Dynamism through energy flow
A second idea – energy flow – is crucial to dynamic balance for what also matters in composition is how the elements are related to each other. These relationships can create an energy which causes the eye to move around the image. A skilled composer can control this movement to slow it down – the use of curves are important here – and to ensure that the energy is not dissipated by exiting the frame. This is where another musical concept or cadence comes in. The idea of ‘cadence' is a progression of chords that signals a definite ending or conclusion to the phrase or piece of music. If after a journey around the picture, the movement in the image returns the eye back to the point of origin or to a point of balance, an almost hypnotic state of mind can be generated.
Taming the complex
It is the conscious execution of these two big ideas that goes a long way to creating the sense of ‘dynamic balance’ I described earlier. The notion of a photographer being able to ‘tame the complex’ fascinates me. I remember staring for hours at an image Peter Dombrovskis made of a Tasmanian rain forest. It was an immensely complex place, with trees and branches heading off in all directions. Yet it was in perfect balance. Everything seemed to be resolved – remove one tiny thing and the whole coherence of the image would have fallen apart. I was surprised to see this same balance from art work over 1500 years old on a visit to the British Museum. I was wondering around the
museum when I came across a room housing images and art from the Mayan civilisation. Putting aside the actual content of the art, which was pretty distasteful, the carved scenes were intricate, detailed and complex; and yet the pictures and writing were rendered together in perfect balance. It was magnificent and it was repeated in scene after scene.
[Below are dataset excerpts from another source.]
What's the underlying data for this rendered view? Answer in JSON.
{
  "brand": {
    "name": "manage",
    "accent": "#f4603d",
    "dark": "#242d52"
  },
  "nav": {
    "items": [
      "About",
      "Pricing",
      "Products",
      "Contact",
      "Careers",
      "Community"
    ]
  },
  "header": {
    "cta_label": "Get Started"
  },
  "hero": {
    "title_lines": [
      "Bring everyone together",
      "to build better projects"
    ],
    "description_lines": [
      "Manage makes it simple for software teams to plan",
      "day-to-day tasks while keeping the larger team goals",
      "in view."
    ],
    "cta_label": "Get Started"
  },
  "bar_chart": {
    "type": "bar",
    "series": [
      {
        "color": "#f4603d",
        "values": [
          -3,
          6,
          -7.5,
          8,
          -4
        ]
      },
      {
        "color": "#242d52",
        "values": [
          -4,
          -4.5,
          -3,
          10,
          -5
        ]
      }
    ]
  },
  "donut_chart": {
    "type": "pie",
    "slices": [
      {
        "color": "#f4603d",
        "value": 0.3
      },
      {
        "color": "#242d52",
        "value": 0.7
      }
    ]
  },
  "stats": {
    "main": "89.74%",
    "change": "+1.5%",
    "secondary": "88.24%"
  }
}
To compose an picture is a proactive, positive action. The real world is massively complex and the camera captures this complexity in minute detail. A photographer faces an artistic challenge that a painter never has to face; he or she is limited by what is actually there physically in front of the camera. The photographer is unable to create that sense of perfect compositional balance from thin air. The balance has to be found, to be constructed by moving the camera to that single place at the precise moment that makes the image work. Ideas of balance, simplification, separation, resolution, energy flow; these are all intrinsic to finding where that place is and I think finding it is combination of both conscious and unconscious thought. One can eliminate elements in the picture to simplify and to make it easier to create that sense of dynamic balance. Or, one can embrace the complexity and find a way of making it work, to tame it so to speak. Either way, when dynamic balance happens in an image, it is magical, it is like music.
(c) Jon Brock 2011 and 2021. This is an adapted and updated version of an article written in 2011 for a chapter in my book 'Vision and Craft' and was originally entitled 'Taming the Complex'.